Niechęć dziennikarza Wirtualnej Polski do selekcjonera reprezentacji Polski znana jest wszystkim fanom polskiej piłki. Od samego początku kadencji Czesława Michniewicza, Jadczak uderzał w trenera, wypominając mu m.in. znajomość z “Fryzjerem”.
Niesmaczna wypowiedź
W sobotni poranek na tapecie znalazł się wywiad, jakiego Michniewicz udzielił Polskiemu Radiu. W nim selekcjoner porównał sytuację reprezentacji Polski do filmowej postaci Krystyny Jandy z “Przesłuchania”, nawiązując też do programów telewizyjnych prowadzonych przez Michała Fajbusiewicza i Bogusława Wołoszańskiego.
Padliśmy ofiarą medialnej nagonki.
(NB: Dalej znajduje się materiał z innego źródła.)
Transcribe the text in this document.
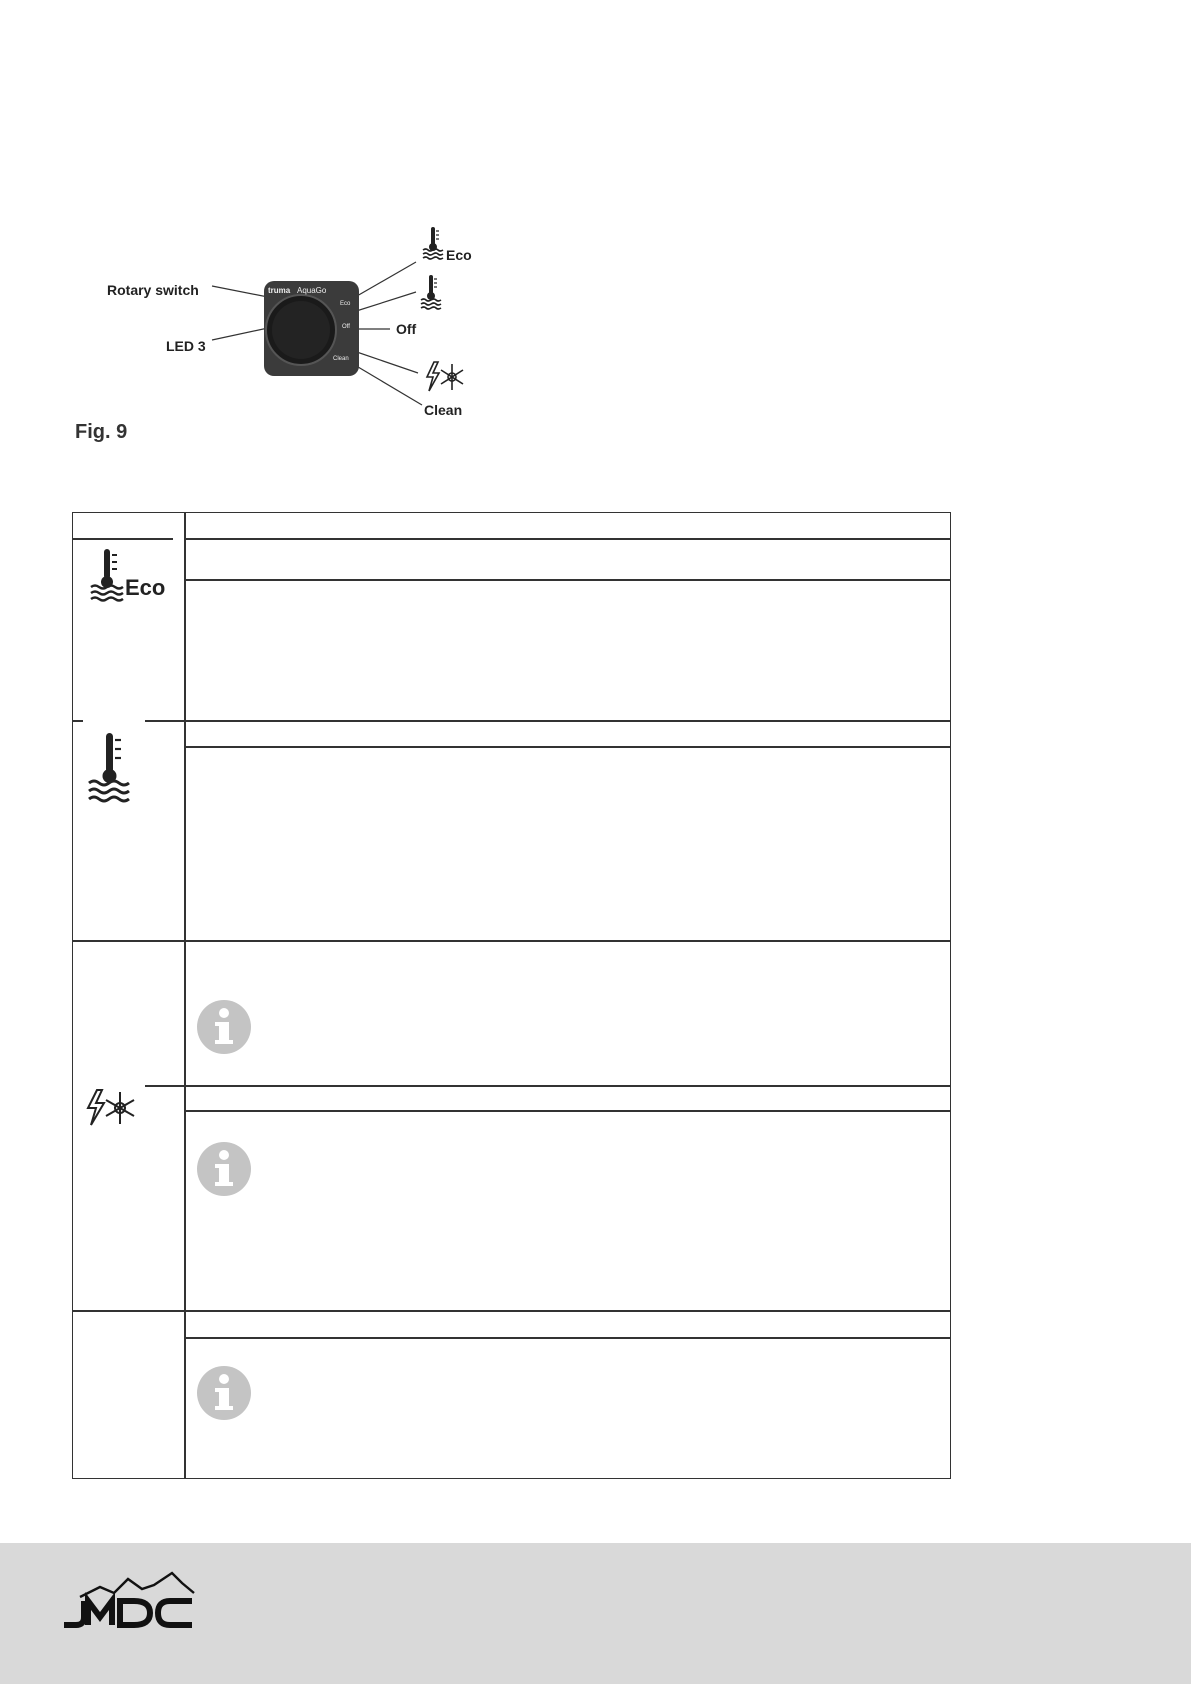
truma AquaGo
Eco
Off
Clean
Rotary switch
LED 3
Off
Clean
Eco
Fig. 9
Eco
Podczas wywiadu w jednej ze stacji czułem się jak Krystyna Janda w filmie “Przesłuchanie”. Czekałem aż wejdzie Fajbusiewicz z programu “997”, albo Wołoszański z “Sensacji XX wieku”. To wszystko sięgnęło absurdu
– powiedział Michniewicz.
Słowa polskiego trenera nie spodobały się Jadczakowi, który porównanie do postaci odgrywanej przez Krystynę Jandę uznał za bardzo niesmaczne. Wielka aktorka w filmie “Przesłuchanie” grała bowiem bohaterkę upokarzaną i torturowaną przez UB.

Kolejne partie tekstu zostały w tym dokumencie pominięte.